Ich gehe in die erste Etage. Die Koordinatorin der Einrichtung, Chiara Costantino,  erzählt mir, dass dort die Frauen mit ihren Kindern leben, die zu dem normalen SPRAR-Projekt zählen. Ich werde von neugierigen Kinderaugen empfangen, die sich hinter einer Tür verstecken und von anderen, die sich mit mutig mit einem Auto in der Hand nähern. Auf die Frage hin, wo die Ehemänner sind, gibt Chiara zu verstehen, dass einige allein gereist sind, verlassen worden sind oder in den schlimmsten aber nicht seltenen Fällen Opfer von Gewalt geworden sind. Ich betrete einige Zimmer, den Essenssaal und ein Gemeinschaftsbad. Jede Mutter lebt mit dem eigenen Kind in einem Zimmer. Die Zimmer sind sauber, hell und belüftet.  Das gleiche Bild ergibt sich mir auf der letzten Etage, die für die außerordentliche Aufnahme zur Zeit von 10 Personen bestimmt ist. Aktuell beträgt die Gästezahl 25 Personen mit einer maximalen Kapazität im Notfall von 35 Personen.

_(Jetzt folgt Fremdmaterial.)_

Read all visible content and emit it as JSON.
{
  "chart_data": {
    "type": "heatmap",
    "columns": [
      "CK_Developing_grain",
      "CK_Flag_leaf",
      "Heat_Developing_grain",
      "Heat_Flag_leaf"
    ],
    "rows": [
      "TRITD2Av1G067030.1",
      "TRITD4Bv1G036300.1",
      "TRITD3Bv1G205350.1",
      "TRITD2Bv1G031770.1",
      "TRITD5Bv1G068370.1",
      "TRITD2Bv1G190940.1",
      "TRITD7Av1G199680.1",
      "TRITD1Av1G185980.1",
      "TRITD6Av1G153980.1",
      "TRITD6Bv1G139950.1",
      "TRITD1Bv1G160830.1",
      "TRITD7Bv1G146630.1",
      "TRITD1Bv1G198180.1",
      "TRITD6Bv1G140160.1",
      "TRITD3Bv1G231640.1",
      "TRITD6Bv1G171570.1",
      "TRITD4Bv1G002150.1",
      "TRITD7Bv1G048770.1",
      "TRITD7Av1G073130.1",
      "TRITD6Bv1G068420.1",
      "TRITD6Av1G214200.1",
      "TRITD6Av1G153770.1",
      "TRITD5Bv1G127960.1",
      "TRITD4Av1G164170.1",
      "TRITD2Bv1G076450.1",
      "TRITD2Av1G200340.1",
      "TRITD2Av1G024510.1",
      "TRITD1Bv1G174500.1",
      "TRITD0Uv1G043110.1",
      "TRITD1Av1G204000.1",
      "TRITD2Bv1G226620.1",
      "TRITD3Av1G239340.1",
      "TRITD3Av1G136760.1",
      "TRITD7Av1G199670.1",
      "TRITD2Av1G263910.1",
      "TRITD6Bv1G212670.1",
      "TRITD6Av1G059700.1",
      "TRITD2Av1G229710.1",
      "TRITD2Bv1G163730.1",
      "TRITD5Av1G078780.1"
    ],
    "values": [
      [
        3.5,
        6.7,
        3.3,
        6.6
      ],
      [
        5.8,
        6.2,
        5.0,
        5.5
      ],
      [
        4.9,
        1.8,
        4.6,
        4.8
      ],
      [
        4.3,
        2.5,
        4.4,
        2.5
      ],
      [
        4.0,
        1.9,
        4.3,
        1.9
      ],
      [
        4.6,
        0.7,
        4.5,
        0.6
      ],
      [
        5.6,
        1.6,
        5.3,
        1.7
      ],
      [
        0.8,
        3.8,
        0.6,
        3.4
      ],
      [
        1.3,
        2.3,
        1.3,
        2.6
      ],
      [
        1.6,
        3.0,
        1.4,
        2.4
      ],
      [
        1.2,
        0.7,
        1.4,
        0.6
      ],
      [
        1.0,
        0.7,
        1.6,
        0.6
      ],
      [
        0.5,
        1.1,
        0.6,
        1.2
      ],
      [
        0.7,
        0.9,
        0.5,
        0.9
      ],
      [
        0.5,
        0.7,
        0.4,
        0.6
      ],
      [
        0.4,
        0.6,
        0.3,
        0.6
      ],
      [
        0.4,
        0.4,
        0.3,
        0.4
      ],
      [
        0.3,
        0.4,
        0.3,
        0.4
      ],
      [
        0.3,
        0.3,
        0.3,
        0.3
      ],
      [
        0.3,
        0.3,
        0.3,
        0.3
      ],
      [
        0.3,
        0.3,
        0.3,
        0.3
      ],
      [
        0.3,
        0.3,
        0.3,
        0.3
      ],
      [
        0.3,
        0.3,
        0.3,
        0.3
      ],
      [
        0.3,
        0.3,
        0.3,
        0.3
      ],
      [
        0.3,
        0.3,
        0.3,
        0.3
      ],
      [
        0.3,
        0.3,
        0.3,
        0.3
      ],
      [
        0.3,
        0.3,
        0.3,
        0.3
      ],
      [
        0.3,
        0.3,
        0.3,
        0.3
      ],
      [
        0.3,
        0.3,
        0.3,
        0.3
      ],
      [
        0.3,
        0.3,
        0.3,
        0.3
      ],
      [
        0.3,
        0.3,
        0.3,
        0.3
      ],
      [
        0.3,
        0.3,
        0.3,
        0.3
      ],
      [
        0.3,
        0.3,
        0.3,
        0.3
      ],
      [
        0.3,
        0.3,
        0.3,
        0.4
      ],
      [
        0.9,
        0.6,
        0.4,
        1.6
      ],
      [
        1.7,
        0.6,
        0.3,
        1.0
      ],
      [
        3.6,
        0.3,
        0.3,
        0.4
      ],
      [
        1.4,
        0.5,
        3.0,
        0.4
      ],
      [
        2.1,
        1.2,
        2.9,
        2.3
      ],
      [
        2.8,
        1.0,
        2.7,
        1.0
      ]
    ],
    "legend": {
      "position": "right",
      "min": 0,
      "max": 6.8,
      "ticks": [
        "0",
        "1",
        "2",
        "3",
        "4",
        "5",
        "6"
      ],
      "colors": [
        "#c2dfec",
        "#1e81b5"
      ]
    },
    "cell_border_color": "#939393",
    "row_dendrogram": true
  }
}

Chiara erklärt mir, dass alle Kinder je nach Alter in die Schule eingegliedert werden.  Sie erzählt mir auch, dass viele Frauen ein Berufspraktikum absolvieren und dabei sind eine Urkunde über die Alphabetisierung in der italienischen Sprache zu erhalten. Das grundlegende Problem ist jedoch die langsame Zustellung der Dokumente. „Die Polizeipräsidien sind zum Erliegen gekommen” sagen einstimmig Chiara und Letteria. „Die Wartezeit beträgt mindestens 1 Jahr und  die Situation bessert sich nicht”. Als Beispiel sind die seit 2005 in Italien lebende Frau aus Nigeria und eine aus Somalia, die auf ihre Dokumente seit mehr als einem Jahr warten und ihre Kinder in der Einrichtung groß zu ziehen, genannt.

Ich kann heute sagen, dass ich ein effizientes Aufnahmemodell kennengelernt habe. Ich habe mit kompetenten Personen gesprochen, die teils versuchen, das Leid angesichts der ermüdenden Wartens auf die Dokumente, die Bürokratie wird mehr und mehr zu einer Mauer, zu mildern.